Our music director Denise Haskins and I led the July 27 summer service based on our own experiences "On the Water." Denise is an experienced sailor who often takes parishioners out on her boat C Major and also enjoys leading fresh-water outings in kayaks. Although I have always enjoyed canoes and kayaks, I have only recently begun spending a lot of time on the water, as an active member of Whaling City Rowing. The club's replica whaleboats are moored in the same harbor as C Major, so we are often in the same harbor.
For the service, we invited everyone to share the places where they most enjoy being on or near water, and we explored what water experiences mean to us. The visual focus for this service included a number of books about water -- both fresh and salt -- from James' office. All of the titles are in the "On the Water" section of our online store.

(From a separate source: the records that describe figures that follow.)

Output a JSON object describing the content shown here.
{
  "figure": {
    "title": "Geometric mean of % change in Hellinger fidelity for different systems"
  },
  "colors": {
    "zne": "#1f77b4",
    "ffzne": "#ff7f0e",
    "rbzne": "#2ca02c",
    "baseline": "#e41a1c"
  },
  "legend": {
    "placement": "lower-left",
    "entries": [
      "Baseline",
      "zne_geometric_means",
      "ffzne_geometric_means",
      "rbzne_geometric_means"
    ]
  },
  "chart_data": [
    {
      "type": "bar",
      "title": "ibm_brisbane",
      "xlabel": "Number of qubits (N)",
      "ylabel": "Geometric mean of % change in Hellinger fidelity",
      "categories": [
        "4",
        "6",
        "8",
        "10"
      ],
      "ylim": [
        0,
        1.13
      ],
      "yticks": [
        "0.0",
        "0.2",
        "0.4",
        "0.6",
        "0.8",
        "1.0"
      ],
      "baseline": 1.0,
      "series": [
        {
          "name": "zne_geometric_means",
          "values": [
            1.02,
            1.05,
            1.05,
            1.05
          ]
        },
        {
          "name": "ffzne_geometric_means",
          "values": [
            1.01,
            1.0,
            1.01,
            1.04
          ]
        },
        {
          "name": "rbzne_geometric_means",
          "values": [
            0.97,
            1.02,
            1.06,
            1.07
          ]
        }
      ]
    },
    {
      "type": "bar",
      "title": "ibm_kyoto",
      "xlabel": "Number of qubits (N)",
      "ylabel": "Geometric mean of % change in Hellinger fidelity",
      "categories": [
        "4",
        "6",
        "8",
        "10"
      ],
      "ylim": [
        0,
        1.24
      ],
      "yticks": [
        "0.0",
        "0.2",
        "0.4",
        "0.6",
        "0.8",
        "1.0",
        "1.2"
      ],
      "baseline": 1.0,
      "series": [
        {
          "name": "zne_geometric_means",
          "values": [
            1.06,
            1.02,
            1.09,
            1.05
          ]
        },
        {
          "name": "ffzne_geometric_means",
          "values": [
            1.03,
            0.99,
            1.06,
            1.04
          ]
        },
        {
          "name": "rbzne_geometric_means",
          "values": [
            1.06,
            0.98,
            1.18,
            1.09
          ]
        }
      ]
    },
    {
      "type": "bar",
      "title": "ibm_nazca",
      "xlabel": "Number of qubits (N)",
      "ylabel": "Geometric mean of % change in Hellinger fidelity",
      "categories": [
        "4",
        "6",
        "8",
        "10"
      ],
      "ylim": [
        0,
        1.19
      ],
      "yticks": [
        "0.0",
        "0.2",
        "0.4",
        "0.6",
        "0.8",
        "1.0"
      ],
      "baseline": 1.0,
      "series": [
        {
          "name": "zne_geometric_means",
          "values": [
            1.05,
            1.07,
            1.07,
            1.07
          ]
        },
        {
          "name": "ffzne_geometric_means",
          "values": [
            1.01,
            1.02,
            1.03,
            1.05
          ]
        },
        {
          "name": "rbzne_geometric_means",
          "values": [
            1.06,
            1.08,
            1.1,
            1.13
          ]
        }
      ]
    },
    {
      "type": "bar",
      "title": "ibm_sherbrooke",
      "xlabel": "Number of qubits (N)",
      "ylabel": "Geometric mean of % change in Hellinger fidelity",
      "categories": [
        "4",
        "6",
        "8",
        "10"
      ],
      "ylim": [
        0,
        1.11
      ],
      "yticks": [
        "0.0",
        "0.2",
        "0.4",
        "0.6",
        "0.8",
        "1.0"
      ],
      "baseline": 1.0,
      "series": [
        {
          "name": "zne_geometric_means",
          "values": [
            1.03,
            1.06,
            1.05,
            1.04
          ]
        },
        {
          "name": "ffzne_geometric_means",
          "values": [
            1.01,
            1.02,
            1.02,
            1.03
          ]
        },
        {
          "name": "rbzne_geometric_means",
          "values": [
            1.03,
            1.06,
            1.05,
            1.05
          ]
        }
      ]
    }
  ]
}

Following the service, the Hayes-Bohanan family took visiting Wisconsin relatives to Salem for some family history. We also visited the Peabody Essex Museum, which is hosting a particularly nautical exhibit through September 1. Turner and the Sea is a deep exploration of the work of England's greatest maritime artist, who was also a teacher of the craft of marine painting. His work is varied, but is especially noteworthy for his depiction of shipwrecks -- both natural and military. The most riveting part of the exhibit is "Trafalgar Squared," which puts the viewer between two different paintings of the Battle of Trafalgar, at which England lost Admiral Nelson and many other men. On loan from the navy hospital in which they are normally displayed, these paintings compel the viewer to contemplate the grim realities of naval warfare.